A previous report has shown that half of patients with asymptomatic type 2 diabetes with microalbuminuria but without cardiac disease had significant atherosclerosis [36]. Furthermore, patients with type 2 diabetes without previous myocardial infarction had as high a risk of myocardial infarction as nondiabetic patients with previous myocardial infarction [37]. To select appropriate management strategies, risk stratification for future events is essential in diabetic patients. Screening by noninvasive CFR is a valuable, safe and inexpensive tool. On the basis of our results, patients with CFR < 2.5 have an elevated risk of future events. Therefore, risk factor control in high-risk asymptomatic patients with type 2 diabetes is important, with tight glucose regulation and the use of renin-angiotensin system blockers, aspirin and lipid-lowering agents [38]. Moreover, the CFR value might change during follow-up, resulting from these interventions or disease progression, and the periodic use of this noninvasive assessment in clinical practice might help to manage asymptomatic type 2 diabetes.

Limitations

There are some limitations of the present study. First, CFR was measured only in the LAD. Although measurement of CFR in three coronary arteries is preferable, it remains technically challenging at the present time. However, coronary microcirculatory dysfunction affects the left ventricle globally as well as regionally [39], and therefore CFR assessment in the LAD is an excellent option for evaluating the global coronary microcirculation. Second, we excluded the presence of CAD among the study subjects only by a standard exercise tolerance test and CFR < 2.0 with Doppler echocardiography.
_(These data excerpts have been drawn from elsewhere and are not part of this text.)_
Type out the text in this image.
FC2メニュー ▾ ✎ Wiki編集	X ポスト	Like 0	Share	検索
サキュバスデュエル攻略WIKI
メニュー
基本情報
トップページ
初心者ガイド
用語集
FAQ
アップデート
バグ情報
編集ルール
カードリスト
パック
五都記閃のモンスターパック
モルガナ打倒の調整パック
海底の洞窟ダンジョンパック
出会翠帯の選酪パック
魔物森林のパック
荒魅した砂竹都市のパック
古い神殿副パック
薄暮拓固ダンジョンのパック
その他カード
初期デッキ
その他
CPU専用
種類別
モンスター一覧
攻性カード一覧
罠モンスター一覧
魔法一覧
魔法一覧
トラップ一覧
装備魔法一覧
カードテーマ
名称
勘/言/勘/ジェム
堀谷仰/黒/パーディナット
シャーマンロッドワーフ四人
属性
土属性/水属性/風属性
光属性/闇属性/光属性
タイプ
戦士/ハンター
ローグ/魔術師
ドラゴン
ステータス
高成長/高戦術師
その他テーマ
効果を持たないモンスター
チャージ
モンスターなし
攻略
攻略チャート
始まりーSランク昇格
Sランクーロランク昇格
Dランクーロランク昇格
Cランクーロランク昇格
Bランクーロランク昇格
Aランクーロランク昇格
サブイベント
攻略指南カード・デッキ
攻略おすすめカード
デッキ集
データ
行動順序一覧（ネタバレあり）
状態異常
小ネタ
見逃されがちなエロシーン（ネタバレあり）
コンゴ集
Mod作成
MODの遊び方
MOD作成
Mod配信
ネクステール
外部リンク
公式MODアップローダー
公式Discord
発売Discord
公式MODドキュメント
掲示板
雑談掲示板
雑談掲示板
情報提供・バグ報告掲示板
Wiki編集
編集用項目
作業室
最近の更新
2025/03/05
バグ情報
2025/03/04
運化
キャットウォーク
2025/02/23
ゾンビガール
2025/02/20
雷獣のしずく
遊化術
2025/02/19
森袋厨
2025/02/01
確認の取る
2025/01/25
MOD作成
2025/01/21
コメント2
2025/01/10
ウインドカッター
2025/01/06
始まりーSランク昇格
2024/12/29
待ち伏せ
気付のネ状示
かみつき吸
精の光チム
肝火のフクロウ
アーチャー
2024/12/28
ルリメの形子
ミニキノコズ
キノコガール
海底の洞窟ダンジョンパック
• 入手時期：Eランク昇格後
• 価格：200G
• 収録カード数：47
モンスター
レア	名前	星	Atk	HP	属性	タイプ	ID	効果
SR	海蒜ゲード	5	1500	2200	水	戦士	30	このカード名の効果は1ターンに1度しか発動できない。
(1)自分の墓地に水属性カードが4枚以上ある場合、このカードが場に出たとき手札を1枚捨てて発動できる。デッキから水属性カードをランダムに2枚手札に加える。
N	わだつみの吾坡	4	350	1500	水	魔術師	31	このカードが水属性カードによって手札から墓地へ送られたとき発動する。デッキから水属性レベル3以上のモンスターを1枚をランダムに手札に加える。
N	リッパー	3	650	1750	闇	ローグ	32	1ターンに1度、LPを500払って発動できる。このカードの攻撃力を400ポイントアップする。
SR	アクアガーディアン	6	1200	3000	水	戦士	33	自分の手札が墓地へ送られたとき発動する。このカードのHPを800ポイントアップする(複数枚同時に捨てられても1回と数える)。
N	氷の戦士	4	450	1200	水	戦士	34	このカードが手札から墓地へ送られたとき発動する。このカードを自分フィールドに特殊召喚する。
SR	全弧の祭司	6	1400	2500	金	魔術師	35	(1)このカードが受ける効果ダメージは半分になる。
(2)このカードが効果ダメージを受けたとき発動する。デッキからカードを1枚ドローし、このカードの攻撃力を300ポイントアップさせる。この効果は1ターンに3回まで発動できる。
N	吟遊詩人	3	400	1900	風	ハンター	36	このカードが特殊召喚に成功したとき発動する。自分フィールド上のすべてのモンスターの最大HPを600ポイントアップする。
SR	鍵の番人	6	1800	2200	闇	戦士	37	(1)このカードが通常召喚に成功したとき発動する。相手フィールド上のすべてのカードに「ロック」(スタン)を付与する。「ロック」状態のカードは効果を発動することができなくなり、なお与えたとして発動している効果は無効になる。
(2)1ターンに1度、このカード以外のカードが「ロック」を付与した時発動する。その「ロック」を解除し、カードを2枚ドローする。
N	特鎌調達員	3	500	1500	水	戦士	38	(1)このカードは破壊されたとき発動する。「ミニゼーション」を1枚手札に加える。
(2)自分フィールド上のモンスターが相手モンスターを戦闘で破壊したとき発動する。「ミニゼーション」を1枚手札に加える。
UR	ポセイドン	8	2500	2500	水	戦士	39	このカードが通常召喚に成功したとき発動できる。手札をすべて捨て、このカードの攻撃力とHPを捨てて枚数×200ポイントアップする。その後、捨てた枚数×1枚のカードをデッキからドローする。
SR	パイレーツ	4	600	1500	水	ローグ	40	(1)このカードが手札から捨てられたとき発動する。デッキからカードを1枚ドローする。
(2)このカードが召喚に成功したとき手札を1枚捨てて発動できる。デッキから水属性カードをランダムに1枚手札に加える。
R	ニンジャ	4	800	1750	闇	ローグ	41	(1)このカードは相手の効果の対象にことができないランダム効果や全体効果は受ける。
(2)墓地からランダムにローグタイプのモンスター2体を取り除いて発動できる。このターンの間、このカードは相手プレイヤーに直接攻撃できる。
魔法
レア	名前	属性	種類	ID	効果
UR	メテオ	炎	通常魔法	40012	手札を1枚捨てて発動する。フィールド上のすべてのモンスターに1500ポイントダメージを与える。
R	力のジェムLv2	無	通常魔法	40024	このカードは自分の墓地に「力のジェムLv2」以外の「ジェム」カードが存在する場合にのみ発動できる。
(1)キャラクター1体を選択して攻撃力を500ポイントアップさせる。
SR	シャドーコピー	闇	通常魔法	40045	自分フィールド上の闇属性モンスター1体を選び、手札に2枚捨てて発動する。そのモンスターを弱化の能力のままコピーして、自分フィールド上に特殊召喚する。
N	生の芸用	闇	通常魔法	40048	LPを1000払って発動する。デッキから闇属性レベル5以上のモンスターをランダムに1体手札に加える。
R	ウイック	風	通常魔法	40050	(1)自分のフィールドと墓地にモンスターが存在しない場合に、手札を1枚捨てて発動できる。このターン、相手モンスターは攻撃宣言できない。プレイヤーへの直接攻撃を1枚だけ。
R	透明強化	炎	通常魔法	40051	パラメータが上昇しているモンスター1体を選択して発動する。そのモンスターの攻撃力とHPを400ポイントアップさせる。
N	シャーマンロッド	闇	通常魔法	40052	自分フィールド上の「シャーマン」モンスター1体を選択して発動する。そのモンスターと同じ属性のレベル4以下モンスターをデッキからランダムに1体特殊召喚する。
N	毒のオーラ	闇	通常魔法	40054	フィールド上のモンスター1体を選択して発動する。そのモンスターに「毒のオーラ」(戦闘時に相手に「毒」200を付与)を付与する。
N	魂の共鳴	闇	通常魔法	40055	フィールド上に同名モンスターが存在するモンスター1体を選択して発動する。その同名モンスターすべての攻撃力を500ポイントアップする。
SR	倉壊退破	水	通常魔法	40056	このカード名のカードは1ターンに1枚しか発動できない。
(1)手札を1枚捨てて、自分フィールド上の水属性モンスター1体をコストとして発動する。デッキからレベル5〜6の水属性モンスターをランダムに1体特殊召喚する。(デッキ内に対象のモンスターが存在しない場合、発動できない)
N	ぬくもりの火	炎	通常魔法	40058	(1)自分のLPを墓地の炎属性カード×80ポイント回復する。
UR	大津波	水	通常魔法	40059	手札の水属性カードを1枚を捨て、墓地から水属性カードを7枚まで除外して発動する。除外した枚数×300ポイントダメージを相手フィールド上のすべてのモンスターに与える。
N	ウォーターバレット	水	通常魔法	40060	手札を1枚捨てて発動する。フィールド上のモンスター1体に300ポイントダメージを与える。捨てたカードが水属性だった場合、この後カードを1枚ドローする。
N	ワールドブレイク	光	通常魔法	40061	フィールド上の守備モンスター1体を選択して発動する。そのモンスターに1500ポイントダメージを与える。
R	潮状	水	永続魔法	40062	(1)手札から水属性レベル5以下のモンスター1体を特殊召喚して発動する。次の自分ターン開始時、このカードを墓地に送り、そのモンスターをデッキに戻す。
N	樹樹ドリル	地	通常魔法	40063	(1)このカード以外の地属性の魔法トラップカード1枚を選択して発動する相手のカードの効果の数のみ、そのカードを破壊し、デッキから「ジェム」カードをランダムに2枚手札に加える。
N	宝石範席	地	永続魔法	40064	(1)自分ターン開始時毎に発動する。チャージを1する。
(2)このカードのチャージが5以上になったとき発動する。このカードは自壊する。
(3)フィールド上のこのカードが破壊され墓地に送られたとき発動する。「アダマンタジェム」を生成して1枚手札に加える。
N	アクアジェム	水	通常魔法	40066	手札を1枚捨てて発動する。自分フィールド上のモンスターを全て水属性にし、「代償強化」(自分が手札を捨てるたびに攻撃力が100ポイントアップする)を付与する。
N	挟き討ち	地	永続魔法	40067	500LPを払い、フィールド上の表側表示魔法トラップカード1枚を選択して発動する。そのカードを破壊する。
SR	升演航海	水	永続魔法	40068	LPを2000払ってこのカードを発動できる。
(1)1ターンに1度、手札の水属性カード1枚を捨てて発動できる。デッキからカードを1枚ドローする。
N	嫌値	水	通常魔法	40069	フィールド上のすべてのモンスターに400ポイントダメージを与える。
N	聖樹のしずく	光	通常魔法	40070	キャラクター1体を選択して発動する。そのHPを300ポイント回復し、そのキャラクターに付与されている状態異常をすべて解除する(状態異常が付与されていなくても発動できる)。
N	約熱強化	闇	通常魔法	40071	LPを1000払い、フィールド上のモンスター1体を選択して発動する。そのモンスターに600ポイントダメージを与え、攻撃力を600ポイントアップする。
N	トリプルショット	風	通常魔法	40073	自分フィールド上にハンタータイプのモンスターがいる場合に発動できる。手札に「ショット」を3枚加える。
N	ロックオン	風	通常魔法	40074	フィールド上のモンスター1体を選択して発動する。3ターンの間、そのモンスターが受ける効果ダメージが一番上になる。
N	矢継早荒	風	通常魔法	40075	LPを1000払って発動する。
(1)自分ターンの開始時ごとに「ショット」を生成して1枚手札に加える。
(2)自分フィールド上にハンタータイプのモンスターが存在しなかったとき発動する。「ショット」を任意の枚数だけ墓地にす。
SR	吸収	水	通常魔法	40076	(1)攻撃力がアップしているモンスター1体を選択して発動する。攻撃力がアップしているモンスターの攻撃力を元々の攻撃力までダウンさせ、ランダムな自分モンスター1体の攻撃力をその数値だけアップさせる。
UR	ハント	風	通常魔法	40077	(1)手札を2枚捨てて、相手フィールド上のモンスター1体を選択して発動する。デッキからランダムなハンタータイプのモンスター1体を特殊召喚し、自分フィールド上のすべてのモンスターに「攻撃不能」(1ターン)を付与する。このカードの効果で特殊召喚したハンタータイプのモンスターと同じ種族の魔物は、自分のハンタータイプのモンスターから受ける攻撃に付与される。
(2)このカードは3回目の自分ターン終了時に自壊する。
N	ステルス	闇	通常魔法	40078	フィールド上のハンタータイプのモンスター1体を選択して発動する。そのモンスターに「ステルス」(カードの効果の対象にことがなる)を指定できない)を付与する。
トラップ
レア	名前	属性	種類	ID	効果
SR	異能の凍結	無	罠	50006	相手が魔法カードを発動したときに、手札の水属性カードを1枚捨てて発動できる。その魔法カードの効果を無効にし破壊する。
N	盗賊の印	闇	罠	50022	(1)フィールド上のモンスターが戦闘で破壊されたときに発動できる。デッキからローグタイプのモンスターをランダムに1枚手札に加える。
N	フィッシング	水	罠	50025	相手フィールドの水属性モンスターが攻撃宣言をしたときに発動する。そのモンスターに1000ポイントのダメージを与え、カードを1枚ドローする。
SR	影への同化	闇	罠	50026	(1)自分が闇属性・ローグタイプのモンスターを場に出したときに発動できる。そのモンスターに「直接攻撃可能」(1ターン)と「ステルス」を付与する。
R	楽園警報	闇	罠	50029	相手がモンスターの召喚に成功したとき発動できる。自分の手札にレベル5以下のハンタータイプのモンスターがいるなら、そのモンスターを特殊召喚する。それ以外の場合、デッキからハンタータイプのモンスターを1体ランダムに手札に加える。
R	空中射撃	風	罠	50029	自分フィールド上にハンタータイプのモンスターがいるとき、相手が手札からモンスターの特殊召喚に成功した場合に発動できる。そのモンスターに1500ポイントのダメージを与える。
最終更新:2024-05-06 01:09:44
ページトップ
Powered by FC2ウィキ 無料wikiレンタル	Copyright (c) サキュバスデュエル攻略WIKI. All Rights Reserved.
Compared with wall motion assessment by stress echocardiography or perfusion assessment by stress myocardial scintigraphy, a standard exercise tolerance test has low sensitivity and specificity to detect CAD. However, all of the studied patients had both a negative exercise test and CFR ≥ 2.0, indicating that there was no significant LAD stenosis [7, 8, 27]. Third, although we did not focus on diastolic function, diastolic dysfunction leads to impairment of CFR. Various degrees of diastolic dysfunction have been reported to occur in most patients with diabetes [40], and diastolic dysfunction might have affected CFR in the present study. Moreover, hypertension and prehypertension is related to the reduction of CFR. However, no significant difference was observed in CFR between patients with and without hypertension in the present study (2.88 ± 0.50 vs. 2.90 ± 0.44, p = 0.85). This result may be because of the small number of patients in the study and/or the effect of treatment on hypertension. Further investigation of patients with diabetes but without hypertension or prehypertension would provide new insight into this issue. Lastly, the number of the study subjects was small compared with previous study [6]. As a matter of fact, multivariate analysis failed to show CFR < 2.5 as an independent predictor of cardiac hard events, probably because of the small number of subjects included in this study. We carefully selected asymptomatic diabetic patients that conformed to our purpose although the subject number was small. However, large-scale studies are necessary to confirm our findings.

Conclusion

CFR obtained by transthoracic Doppler echocardiography provides independent prognostic information in asymptomatic patients with type 2 diabetes without overt CAD. Because patients with CFR < 2.5 had a worse outcome, a more aggressive intervention is warranted in these patients with better control of coronary risk factors and more frequent follow-up by noninvasive stress testing.